Autour de 1900, Paris rassemble une nouvelle génération de sculpteurs consciente de vivre l'aube d'une nouvelle ère et cherchant un langage pour cet avenir encore indécis. Auguste Rodin est un passage obligé, et contesté, pour tous : Français (Bourdelle, Maillol), Espagnols (Gargallo, Manolo, Picasso), Roumain (Brancusi), Polonais (Nadelman), Allemands (Hoetger, Lehmbruck), Ukrainien (Archipenko)...
Paris est aussi un milieu intellectuel traversé de nouvelles idées qui stimulent les débats esthétiques et renouvellent nombre de questions : autonomie par rapport à la peinture, détour par le passé, relation à l'espace et au temps. Des penseurs tels Bergson, James, Nietzsche et Simmel, en substituant à la raison et à la permanence les notions d'intuition et de mouvance, fécondent la création plastique. Des sculpteurs aux sensibilités en apparence incompatibles forment dans ce contexte un ensemble cohérent.

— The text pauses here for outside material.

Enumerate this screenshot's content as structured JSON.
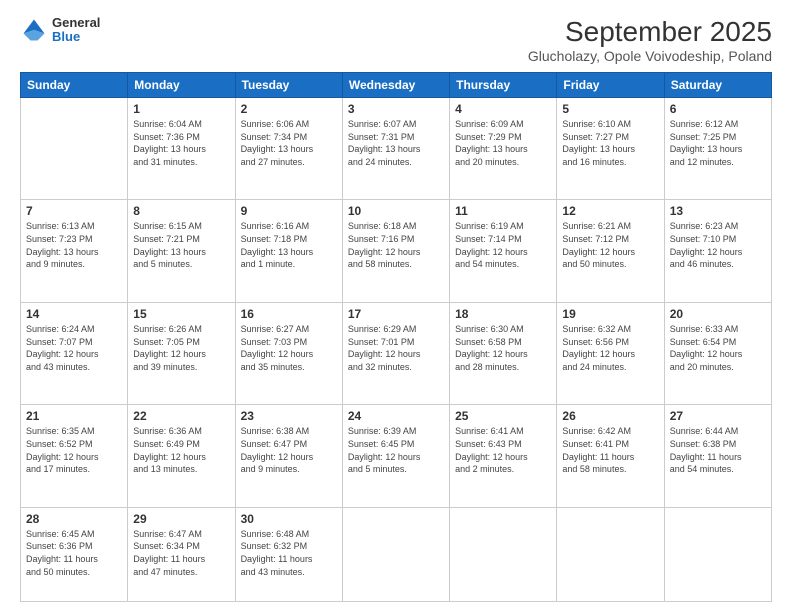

La création sculptée peut alors être lue comme une expérimentation de tous les moyens pour se débarrasser de ce que le nouvel univers mental conduit à abandonner. Un vrai foisonnement d'inventions et de recherches traverse les catégories et même les personnalités, rassemble des artistes souvent considérés aujourd'hui comme opposés, ou les sépare alors qu'ils sont généralement associés. Cette profusion laisse penser que le XXe siècle aurait pu connaître des développements très différents de ceux qui nous sont familiers : l'après-guerre a opéré une sélection tranchante dans tous ces « possibles ».